Here’s why decentralization is better
The most commonly used architectural design for retail CBDCs comes in the form of an authorized distributed system that does not have to reside on a blockchain. As a result, these systems tend to present a single point of failure, and given the potential importance of CBDCs to a country’s economic growth, these risks must be mitigated at all costs.
That being said, if a CBDC were to be designed in a distributed fashion, the aforementioned risks could be completely knocked out of the picture.
Related: Interoperability will determine the winners and losers of CBDCs
Another point to consider is that centralized blockchains are still relatively slow, so using decentralized solutions, such as distributed ledger technology, makes CBDC transactions much faster and much more streamlined. To help digital currencies grow, transaction speeds must be extremely efficient, otherwise a payment system that relies on these tokens is unlikely to be successful.
Decentralization also allows individuals to own their own wallets, as well as being in possession of their private keys – which essentially means that the custody of one’s coins is always with the individual, not with a centralized body. This can help prevent many of the data breaches we’ve seen in the past that could otherwise be catastrophic if, for example, funds were stored in one place.
The ECB wants a veto on stable coins operating in the euro zone
Another argument for decentralizing trust-backed cryptocurrencies is that as more countries begin to use CBDCs and stablecoins, central banks around the world will try to tighten their regulatory strings on these offers because they are interfering with their control over payments, banking and money supply.
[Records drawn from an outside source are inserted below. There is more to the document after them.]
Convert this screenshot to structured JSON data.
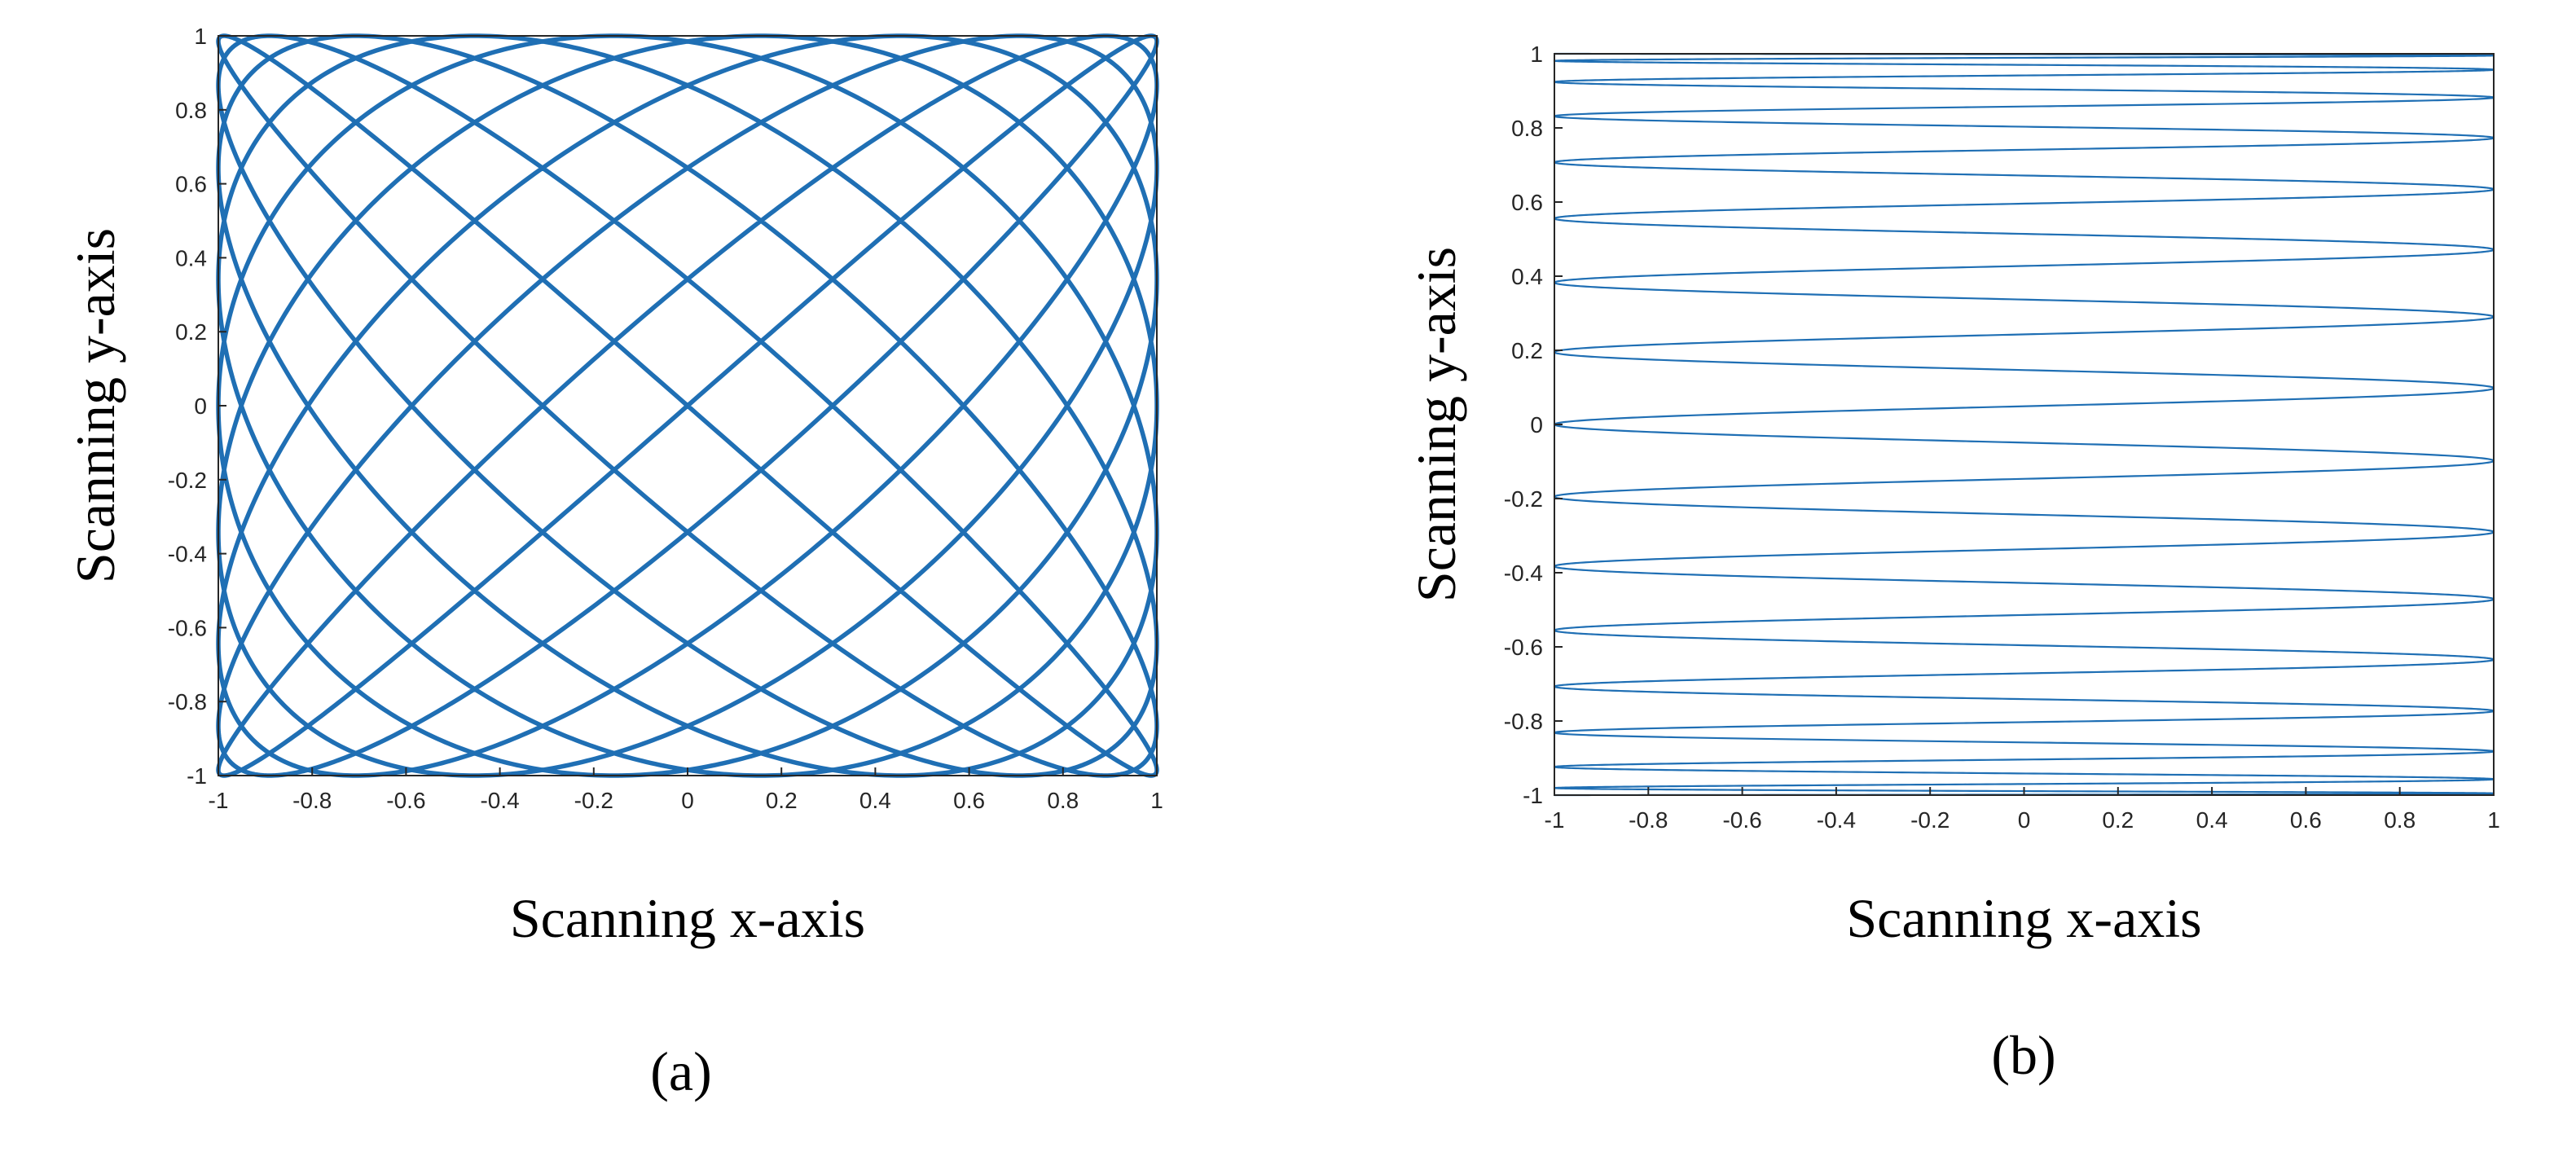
{
  "chart_data": [
    {
      "type": "line",
      "panel_label": "(a)",
      "title": "",
      "xlabel": "Scanning x-axis",
      "ylabel": "Scanning y-axis",
      "xlim": [
        -1,
        1
      ],
      "ylim": [
        -1,
        1
      ],
      "xticks": [
        "-1",
        "-0.8",
        "-0.6",
        "-0.4",
        "-0.2",
        "0",
        "0.2",
        "0.4",
        "0.6",
        "0.8",
        "1"
      ],
      "yticks": [
        "-1",
        "-0.8",
        "-0.6",
        "-0.4",
        "-0.2",
        "0",
        "0.2",
        "0.4",
        "0.6",
        "0.8",
        "1"
      ],
      "grid": false,
      "curve": "lissajous",
      "x_frequency": 9,
      "y_frequency": 10,
      "color": "#1f6fb4"
    },
    {
      "type": "line",
      "panel_label": "(b)",
      "title": "",
      "xlabel": "Scanning x-axis",
      "ylabel": "Scanning y-axis",
      "xlim": [
        -1,
        1
      ],
      "ylim": [
        -1,
        1
      ],
      "xticks": [
        "-1",
        "-0.8",
        "-0.6",
        "-0.4",
        "-0.2",
        "0",
        "0.2",
        "0.4",
        "0.6",
        "0.8",
        "1"
      ],
      "yticks": [
        "-1",
        "-0.8",
        "-0.6",
        "-0.4",
        "-0.2",
        "0",
        "0.2",
        "0.4",
        "0.6",
        "0.8",
        "1"
      ],
      "grid": false,
      "curve": "raster",
      "x_frequency": 16,
      "y_frequency": 0.5,
      "color": "#1f6fb4"
    }
  ]
}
In this regard, the European Central Bank, or ECB, recently told European Union lawmakers that it wants a full veto right over the launch of stablecoins, such as Facebook’s Diem in the eurozone. , as well as a greater role in the supervision and regulation of digital assets.
EU members have been striving to create a comprehensive set of rules for the governance of crypto assets – including stress tests and capital and liquidity requirements – since September 2020. A recent directive bed as following:
“Where an asset benchmark arrangement equates to a system or a payment system, the assessment of the potential threat to the conduct of monetary policy and the proper functioning of payment systems should be the sole responsibility of the ECB. “
Even the ECB is working on its own digital euro, the asset most likely to find its way into the global financial ecosystem after extensive regulatory scrutiny and testing over the next four years or so.
The views, thoughts and opinions expressed herein are the sole ones of the author and do not necessarily reflect or represent the views and opinions of Cointelegraph.
Sky Guo is CEO of Cypherium. His in-depth knowledge of consensus, transactions and cryptographic blockchain algorithms comes from his background in IT. With a Bachelor of Science degree from Pepperdine University and an Entrepreneurship degree from Draper University, Sky is also a columnist for Caixin, a Chinese financial media.